You may say that the Walrus editor’s taste is narrow and exclusive, and you’d be right, but interestingly, an interest in learned and difficult poetry – poetry that’s just on the line between the lyrical and the full-on experimental – is advancing on several fronts in this country. The choices of finalists for the two Griffin prizes this year – the Canadian and the international prize – were mostly of the sort who play with language as plastic material rather than those who see poetry as a confessional form of sort-of prose.

I ran a poetry reading series in Toronto in the early 90s, so I can compare eras with some accuracy. I remember a great deal of regionalist-nationalist stuff, a lot of nature and a conversational tone. Al Purdy was its patriarch. That kind of thing is now firmly out, and a new breed of stern, impatient editors is reshaping our taste to something more highbrow and international.

One of these, a Montrealer named Carmine Starnino, has single-handedly done a great deal toward effecting this purge. He runs, among other things, a blog for Vehicule Press, on which he publishes a poem of his choosing weekly, selected from recently published Canadian collections. He is, like Lista, a combative tastemaker. He has just guest-edited the annual anthology, Best Canadian Poetry 2012 (Tightrope Books). There is already a lot of buzz about Starnino’s book of essays about poetry, Lazy Bastardism, that will be published next week. In it, he argues that Canadian poetry has entered a “steampunk zone,” neither formally avant-garde nor nostalgic, a zone “populated with lavishly anachronistic, retro-futuristic inventions – all creolized, vibrant and often intricate.”
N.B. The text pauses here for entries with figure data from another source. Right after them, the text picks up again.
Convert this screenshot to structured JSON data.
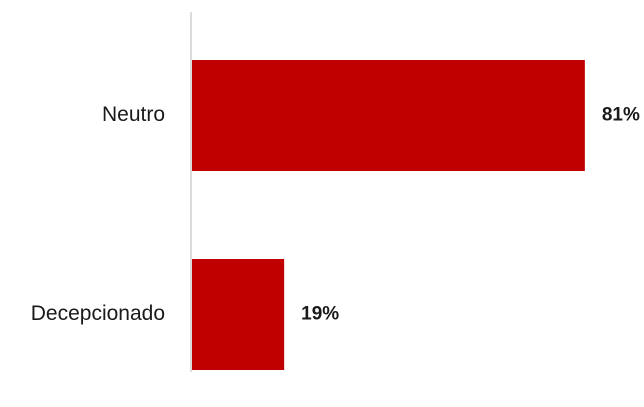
{
  "chart_data": {
    "type": "bar",
    "orientation": "horizontal",
    "categories": [
      "Neutro",
      "Decepcionado"
    ],
    "values": [
      81,
      19
    ],
    "value_labels": [
      "81%",
      "19%"
    ],
    "unit": "%",
    "xlim": [
      0,
      100
    ],
    "bar_color": "#c00000",
    "axis_color": "#d0d0d0",
    "grid": false,
    "legend": "none",
    "title": "",
    "xlabel": "",
    "ylabel": ""
  }
}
Every time Starnino posts a poem on his blog, I see about a dozen references to it in social media. It just magically appears on my screen a dozen times. It used to be that if we wanted to see a poem, we would first have to decide that we did (a rare thing for most), and then decide what kind we wanted to see, and then go and seek that out, in a library or in an obscure bookstore. And good luck to you if you didn’t live in a university town. And now poems just appear before you, in the mixed daily stream of media, alongside the news from Syria and the latest Lady Gaga video. They actually compete with those things. I would hazard that the likelihood of a Canadian starting the day by reading a poem is greater now than it has been since about 1890. So much for the Internet killing the intellect.